Plus MSNBC isn't progressive.

But but but! I thought they were Faux Snewz for the left! (Seriously though, they most certainly are NOT. We don't have a MSM news channel that is. And why is that? Look at their owners.

The ENDA fiasco is not just the fault of organizations, it is the fault of everyday gay and lesbians. Conservatives rally for their causes, not just the official organizations, but Main Street Mom and Pop conservatives. They write their congressmen, flood talk shows with their calls, write letters to the editor, march on Washington, and demand that their organizations press their officials. Everyday gay and bisexual Americans are largely comatose to ENDA and other issues, failing to even call their Congressmen and demand they vote for this. It is the lack of activism by average gay and bisexual Americans that is to blame.

Believe it or not, when I mention to someone I am unemployed, and that I was let go of my job because there is no protection in place to stop someone such as myself from being fired for being LGBT many do not believe me. They think it is already in place. A fairly high percentage of people claim they did not know that such employment protection was not law already. So I do not know as the message about ENDA as a bill even existing is getting out to the general population. I think it is also a political hot potato that no politician wishes to deal because there is little positive for them from doing so and the possibly of a great deal of downside from the Right wing social conservatives to them for supporting it. Until the LGBT community makes it a bitter pill not to support ENDA we will continue to see wishy washy support or just support "if it comes to a vote" uttered away from cameras so it is not on the record. The Right does not need to bother trying to defeat it, because it seems for the most part the LGBT community and it's normal allies have not insisted loud enough that it be passed. So the bottom line is no the message is not getting out. I personally believe that anyone who is LGBT should avoid writing checks to any politician until ENDA is passed myself but I do tend to be a bit radical I guess.

What about posting an open call online (here and elsewhere) looking for folks who have lost a job b/c they are lgbt (and/or gender non-conforming) who would be willing to speak to the media? Sometimes even one very effective person can be the face of an issue; Dan Choi showed that. No, not everyone is in a position to do this -- but is no one?

Would anyone here be up for writing such a call?

Is there any kind of media stunt that might shame the Dems who are against trans inclusion in the bill - part of what it seems is keeping it stalled in committee? (And good for Frank if that's the case.)

The sign says ladies, stupid (to paraphrase Clinton's famous 1992 Presidential debate quote). The momentum on ENDA changed when the focus of the hearings turned to the sexual identity issue.

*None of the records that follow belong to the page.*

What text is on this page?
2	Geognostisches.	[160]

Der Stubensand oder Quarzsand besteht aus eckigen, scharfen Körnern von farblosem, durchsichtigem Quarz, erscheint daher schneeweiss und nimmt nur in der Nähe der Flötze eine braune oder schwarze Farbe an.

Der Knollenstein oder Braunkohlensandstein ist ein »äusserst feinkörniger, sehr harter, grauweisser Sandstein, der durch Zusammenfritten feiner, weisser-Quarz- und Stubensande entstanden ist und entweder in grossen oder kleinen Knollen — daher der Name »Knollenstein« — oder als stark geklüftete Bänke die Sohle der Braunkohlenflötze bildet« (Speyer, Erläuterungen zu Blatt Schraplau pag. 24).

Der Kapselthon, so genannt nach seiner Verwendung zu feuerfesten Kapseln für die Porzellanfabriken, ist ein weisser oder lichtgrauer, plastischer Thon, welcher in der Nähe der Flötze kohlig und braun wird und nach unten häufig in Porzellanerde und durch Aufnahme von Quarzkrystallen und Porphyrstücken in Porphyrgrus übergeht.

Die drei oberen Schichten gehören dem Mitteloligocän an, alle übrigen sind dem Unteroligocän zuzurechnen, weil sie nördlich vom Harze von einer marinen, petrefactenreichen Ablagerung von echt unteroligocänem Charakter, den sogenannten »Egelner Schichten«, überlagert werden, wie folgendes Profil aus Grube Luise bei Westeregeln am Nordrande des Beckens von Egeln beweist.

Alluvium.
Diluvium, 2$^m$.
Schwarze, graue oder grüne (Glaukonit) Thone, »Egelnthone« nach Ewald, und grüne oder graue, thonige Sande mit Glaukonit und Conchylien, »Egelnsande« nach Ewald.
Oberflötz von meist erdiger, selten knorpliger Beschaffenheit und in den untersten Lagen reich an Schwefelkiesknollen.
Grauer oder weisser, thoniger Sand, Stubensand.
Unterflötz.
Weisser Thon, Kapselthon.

I am not recommending tossing people under the bus but let's face the fact that mainstream America is very uncomfortable with the fuzzy concept of sexual identity. There are no simple answers to fears of "a man in a dress" teaching children even if such things are unfounded. Elected officials need to be able to say "this is both fair and makes sense for the country". It is the part about making sense for the country that is difficult when dealing with an undefined broad spectrum sexual identity concept.

Now when you layer on massive Gulf oil pollution, Nuclear Iran fears, 2 wars and an economic Depression people just aren't too concerned with defining who can pee where.

The media, including MSNBC, understands ENDA as a transgender civil rights bill. They don't know how to cover that.

Please don't read too much into what I'm saying. This is just an observation. I don't have any personal problem with ENDA being thought of as a transgender rights bill. I'm just aware that it's going to be harder to get people to report on it because it's sort of a new story to mainstream media whereas "gay rights" is an old story.

Every week day morning the Rachel Maddow Blog asks for readers to submit articles of interest. I've posted articles about ENDA there, and they've linked to ENDA articles from there. But I don't think it's going to get on the show until it has a cohesive message. Neither Keith nor Rachel are going to write the narrative.